Tancredo, entretanto, doutrinou mais uma vez:
— Cada centelha de Deus tem em si mesma, em potencial, a Verdade e a Virtude; cada uma deve a si mesma o trabalho de manifestação ou desabrochamento; e no Espaço e no Tempo, através dos mundos e das vidas, enfrentando condições e situações, terá mesmo que desabrochar, até atingir o Grau Crístico. Este Grau é o Libertador, porque significa vencer a Lei das reencarnações obrigatórias. E foi por isso, falando desse Grau, que Jesus afirmou que era o Caminho, a Verdade e a Vida! Isto é, a Síntese Geral perfeitamente revelada.

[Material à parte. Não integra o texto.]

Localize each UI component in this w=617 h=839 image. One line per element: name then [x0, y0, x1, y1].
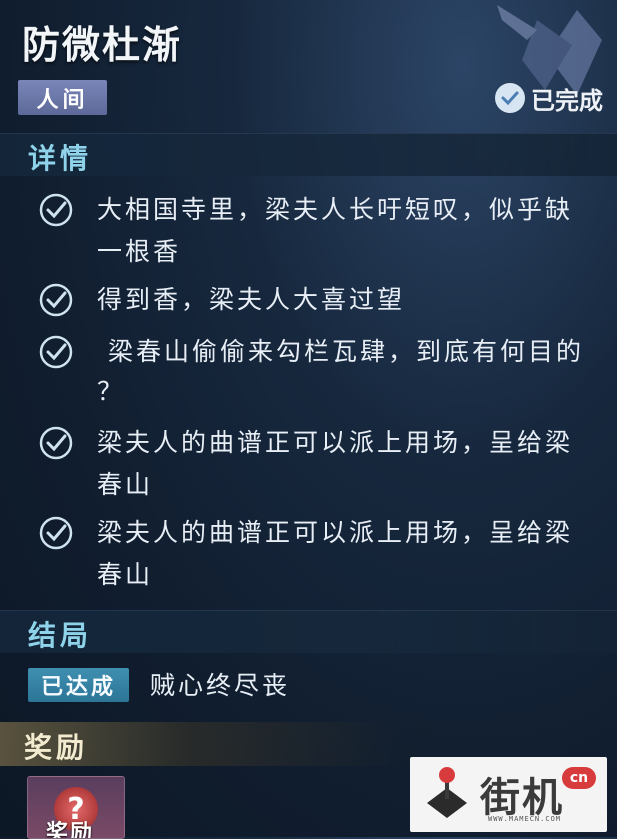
quest-title: 防微杜渐 — [22, 22, 183, 67]
task-text-line: 春山 — [97, 470, 154, 499]
task-text-line: 大相国寺里，梁夫人长吁短叹，似乎缺 — [97, 195, 574, 224]
check-circle-icon — [39, 516, 73, 550]
ending-row: 已达成 贼心终尽丧 — [0, 664, 617, 708]
check-circle-icon — [39, 335, 73, 369]
check-circle-icon — [39, 426, 73, 460]
joystick-icon — [427, 767, 467, 818]
ending-heading: 结局 — [28, 619, 93, 652]
reward-heading: 奖励 — [24, 731, 89, 764]
task-text-line: 得到香，梁夫人大喜过望 — [97, 285, 406, 314]
details-heading: 详情 — [28, 142, 93, 175]
check-circle-icon — [39, 193, 73, 227]
check-circle-icon — [39, 283, 73, 317]
checkmark-icon — [495, 83, 525, 113]
quest-status: 已完成 — [495, 80, 603, 116]
task-text-line: 梁春山偷偷来勾栏瓦肆，到底有何目的 — [97, 337, 584, 366]
watermark-badge: cn — [562, 767, 596, 789]
task-text-line: 春山 — [97, 560, 154, 589]
task-text-line: ？ — [97, 377, 126, 406]
ending-text: 贼心终尽丧 — [150, 671, 291, 700]
task-text-line: 梁夫人的曲谱正可以派上用场，呈给梁 — [97, 428, 574, 457]
reward-item[interactable]: ? 奖励 — [27, 776, 125, 839]
category-tag: 人间 — [18, 80, 107, 115]
task-text-line: 梁夫人的曲谱正可以派上用场，呈给梁 — [97, 518, 574, 547]
task-text-line: 一根香 — [97, 237, 182, 266]
watermark-url: WWW.MAMECN.COM — [488, 815, 562, 823]
status-label: 已完成 — [531, 86, 603, 115]
achieved-tag: 已达成 — [28, 668, 129, 702]
ending-section-bar — [0, 610, 617, 653]
reward-item-label: 奖励 — [46, 821, 95, 839]
details-section-bar — [0, 133, 617, 176]
site-watermark: 街机 cn WWW.MAMECN.COM — [410, 757, 607, 832]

Pureza de Jesus sorriu, abanou a cabeça e lastimou:
— Então, irmão Tancredo, a coisa está mal figurada para muitos espíritas e espiritualistas... Porque ficam criando ranço e ferrugem em torno do pouco que sabem, ficam falando muito em termos apenas sectários, enquanto que a realidade, por aqui, demonstra uma Verdade que é absolutamente acima de paixões e de tendências religiosistas. Tenho notado que todos pedem a graça do trabalho, a sagrada oportunidade de servir, de fazer algum bem a algum irmão que precisa!
Tancredo abraçou-o, dizendo:
— Parabéns! Você chegou depressa onde eu queria; pois entendendo que Deus quer filhos cooperadores da Sua Divina Obra, tudo está fielmente encaminhado. Aquele que vê e sente o Emanador nos fundamentos da chamada Criação, em qualquer tempo e local procura servir a seus irmãos, trabalhando para que desabrochem a Verdade e a Virtude que trazem dentro de si mesmos. Eis o supremo trabalho, para que possam conquistar as supremas glórias!
Pureza de Jesus estava jubiloso, tendo dito:
— Agora sei por que o Cristo não ficou tecendo futricas com os fariseus e sacerdotes, escribas e saduceus; agora sei por que o expulsaram do templo e o perseguiram, até prendê-Lo e matá-Lo; é que o Cristo nada tinha com os formalismos religiosistas ou idólatras, tendo tudo com a grandiosa obra da Verdade e da Virtude, da Moral e do Amor, tudo isso em aplicações sociais imediatas, em trabalhos feitos a irmãos menores, simples e diretos, completamente à margem de quaisquer simulações!
Bezerra encerrava o trabalho, por essas alturas, tendo cada chefe de caravana chamado os seus para os devidos encaminhamentos; a Veneranda Irmã Maria, que do alto do cone de Luz guiava ou patronizava os trabalhos, derramou sobre todos a sublime candura do seu maternal Amor, deixando todos livres.